Files with 644 permissions and owner apache:apache are still failing Security Review module

I am using Drupal 7 and just installed Security Review. According to this page, the files should be 644. I tried that but I am still failing Security Review (I'm getting hundreds of files under the section "The following files and directories appear to be writeable by your web server." I assume this is because the files are owned by apache:apache. What are the correct file ownership and file group membership settings for these files so I can pass the Security Review?

The important thing is to make sure your web server user cannot write to the document root, except for public/private file folders.

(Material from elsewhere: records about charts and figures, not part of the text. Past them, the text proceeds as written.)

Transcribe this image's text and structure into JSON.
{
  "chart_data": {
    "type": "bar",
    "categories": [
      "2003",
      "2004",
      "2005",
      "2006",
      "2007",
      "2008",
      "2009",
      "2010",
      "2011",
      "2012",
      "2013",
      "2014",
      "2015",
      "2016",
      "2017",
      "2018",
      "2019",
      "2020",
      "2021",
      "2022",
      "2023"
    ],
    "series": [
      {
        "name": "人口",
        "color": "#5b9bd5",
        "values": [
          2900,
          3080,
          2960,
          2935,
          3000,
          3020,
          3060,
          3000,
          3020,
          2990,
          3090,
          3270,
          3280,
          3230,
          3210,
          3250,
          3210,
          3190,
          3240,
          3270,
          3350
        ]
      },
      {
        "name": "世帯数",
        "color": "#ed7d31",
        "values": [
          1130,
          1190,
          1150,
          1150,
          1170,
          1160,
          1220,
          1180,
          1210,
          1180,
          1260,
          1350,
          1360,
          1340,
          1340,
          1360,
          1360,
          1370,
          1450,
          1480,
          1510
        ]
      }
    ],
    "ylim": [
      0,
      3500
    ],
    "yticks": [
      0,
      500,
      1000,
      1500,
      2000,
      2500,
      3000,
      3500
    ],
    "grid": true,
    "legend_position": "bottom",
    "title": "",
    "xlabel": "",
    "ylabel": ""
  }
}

There are many, many different configurations that can allow for that (e.g. you might leave the perms at 644 and change user ownership; or you might not change ownership but change perms to 444, or any number of other things).

Ultimately, you should ask your server admin to recommend an appropriate configuration for your OS and the software/accounts that are installed and enabled on it. Crowdsourcing an answer to a question which affects the fundamental security of your website, and potentially server, isn't guaranteed to end well.

As long as the user and the group ownership aren't the ones used to run the web server, any value is fine, for the Security Review module. Even the values set when the files have been created would be fine, as long as they aren't the same used to run the web server.

Those files are already owned by apache:apache, which means that either the web server (or PHP) created them, or the user and the group ownership have been changed after the files were created. In both the cases, changing user and the group ownership won't probably resolve the real issue.